I love giving gifts to gardeners. They can be so easy to please, as long as you know a little about their style. Miniature roses for the cactus lover would be a miss (but the cactus called miniature desert rose could do the trick). But when you’re talking about people who are happy playing in the dirt, you get to skip the mall, and never even change out of your muck boots if you don’t want.
One of my favorite presents I ever received was a piece of bark. Let me explain.

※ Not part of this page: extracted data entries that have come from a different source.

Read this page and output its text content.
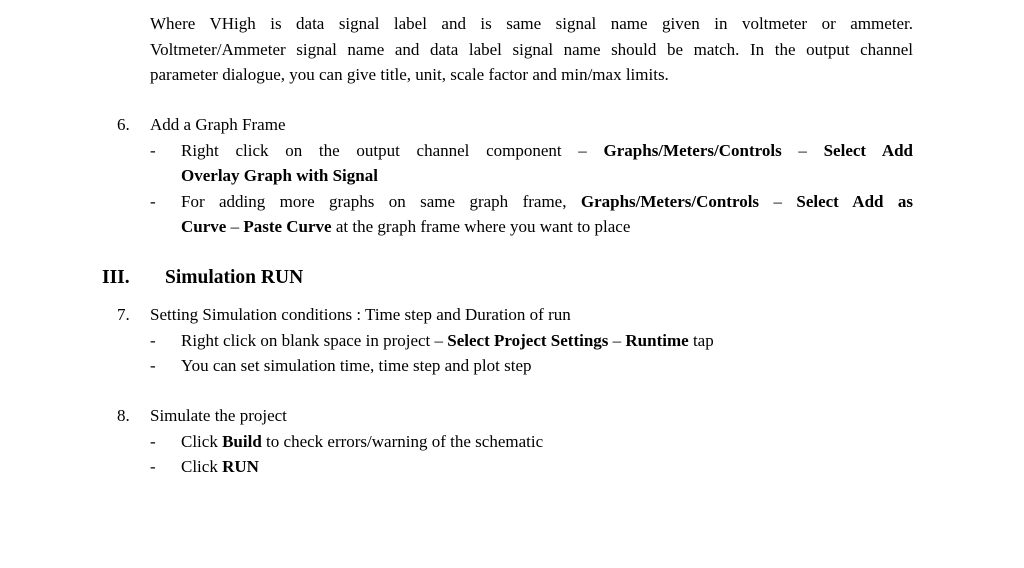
Where VHigh is data signal label and is same signal name given in voltmeter or ammeter.
Voltmeter/Ammeter signal name and data label signal name should be match. In the output channel
parameter dialogue, you can give title, unit, scale factor and min/max limits.
6.	Add a Graph Frame
-	Right click on the output channel component – Graphs/Meters/Controls – Select Add
Overlay Graph with Signal
-	For adding more graphs on same graph frame, Graphs/Meters/Controls – Select Add as
Curve – Paste Curve at the graph frame where you want to place
III.	Simulation RUN
7.	Setting Simulation conditions : Time step and Duration of run
-	Right click on blank space in project – Select Project Settings – Runtime tap
-	You can set simulation time, time step and plot step
8.	Simulate the project
-	Click Build to check errors/warning of the schematic
-	Click RUN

The orange plastic pots were completely disguised, nestled in among Spanish moss, topped with twigs, Tillandsias and sparkly baubles. You’ll have to use your imagination, because the originals have moved on to the compost bin, thanks to my limited houseplant nurturing qualities. Fortunately the structure lends itself to swapping out and rearranging. Picture little succulent gems like these:
Clockwise from top left above
1. Stapelia scitula from Kara Cactus
2. Haworthia atenuata by Ryan Somma
3. Lithops herrei by Stan Shebs
4. Haworthia truncata by The Ruth Bancroft Garden
5. Huernia insigniflora by Almost Eden
6. Haworthia attenuata by Claire H.
Many Tillandsias have come and gone as well, but I enjoy shopping for new ones when I lose one. There always seems to be some new (to me) variety to love. We had an embarrassment of Tillandsia riches on our Little Prince of Oregon field trip in the spring, where I stocked up.
The bark strip has evolved over time. Sometimes more planter, other times a display case for natural odds and ends that strike my fancy.
When the resurrection fern is in a dry phase, it lends its sculptural qualities to the collection.
The other thing I love about the bark planter is that it allows you to indulge in your
hoarder collector tendencies. Trips to the park are simply more fun when you’re on the lookout for a beautiful rock or lichen covered twig.
There’s a handy place to store the magnolia seedpods or perfect pinecones that mysteriously find their way into coat pockets (just me?).
There’s a way to bring home and admire the vibrant hues and varied textures of lichens that litter the ground after windstorms.
And even a non-rose fan might appreciate the dried remains of a wedding bouquet.
Sure improves the view when doing the dishes.